No ano de 2006, os sete municípios atingidos continham mais de 4.700 beneficiários de aposentadorias, que recebiam o total de quase R$21 milhões de reais, em que 89,35% do número de beneficiários são da clientela rural, e recebem 84,89% dos repasses. Em 2010, os municípios apresentaram 5.631 beneficiários, os quais receberam R$ 35 milhões de reais, em que a clientela rural representava 87,44% e 83,87%, respectivamente. E, até novembro de 2017, tinham 7.866 de benefícios, sendo 6.455 da clientela rural, ou seja, 82% do total. Os valores transferidos pela aposentadoria rural foram de R$67 milhões de reais, 77% do total.

Conclusões

Os legados alavancados pela UHE de Irapé são relativos, escassos e insignificantes frente ao tamanho custo e impactos de sua implantação. Além de serem proporcionalmente inferiores às transferências de Bolsa Família e Aposentadoria Rural, os repasses provindos da UHE se concentram na administração-pública e não possuem transparência de seu investimento. A entrada de recursos nos municípios atingidos através da população elegível aos programas de transferência de renda se demonstrou maior do que pela funcionamento da UHE de Irapé no local.

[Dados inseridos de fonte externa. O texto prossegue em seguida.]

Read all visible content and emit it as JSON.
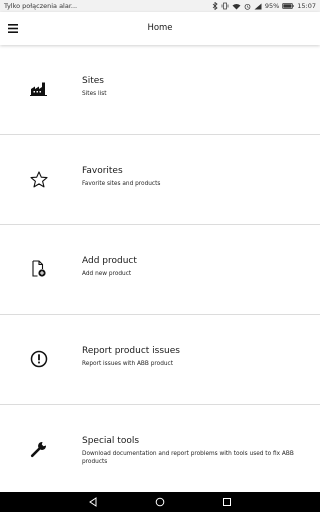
{
  "status_bar": {
    "notification_text": "Tylko połączenia alar...",
    "battery_percent": "95%",
    "time": "15:07"
  },
  "app_bar": {
    "title": "Home",
    "menu_icon": "hamburger-menu-icon"
  },
  "menu_items": [
    {
      "title": "Sites",
      "subtitle": "Sites list",
      "icon": "factory-icon"
    },
    {
      "title": "Favorites",
      "subtitle": "Favorite sites and products",
      "icon": "star-icon"
    },
    {
      "title": "Add product",
      "subtitle": "Add new product",
      "icon": "add-document-icon"
    },
    {
      "title": "Report product issues",
      "subtitle": "Report issues with ABB product",
      "icon": "exclamation-circle-icon"
    },
    {
      "title": "Special tools",
      "subtitle": "Download documentation and report problems with tools used to fix ABB products",
      "icon": "wrench-icon"
    }
  ],
  "nav_bar": {
    "back_icon": "back-triangle-icon",
    "home_icon": "home-circle-icon",
    "recents_icon": "recents-square-icon"
  },
  "colors": {
    "status_bar_bg": "#f2f2f2",
    "nav_bar_bg": "#000000",
    "divider": "#dcdcdc",
    "text": "#1a1a1a"
  }
}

Referências Bibliográficas

ÁGUA E TERRA PLANEJAMENTO AMBIENTAL/CEMIG. Relatório de Análise de Desempenho Ambiental. Belo Horizonte: SUPRAM, 2009.

RIBEIRO, E. M., ARAUJO, D. P., GALIZONI, F. M., FREITAS, C. S., & AYRES, E. B. Uma estimativa preliminar das receitas monetárias e não-monetárias de agricultores familiares do vale do Jequitinhonha. Desenvolvimento territorial, segurança alimentar e economia solidária. São Paulo: Alínea, p. 229-251, 2007.

SIGAUD, L. O efeito das tecnologias sobre as comunidades rurais: o caso das grandes barragens. Revista Brasileira de Ciências Sociais, v. 7, n. 18, p. 18-28, 1992.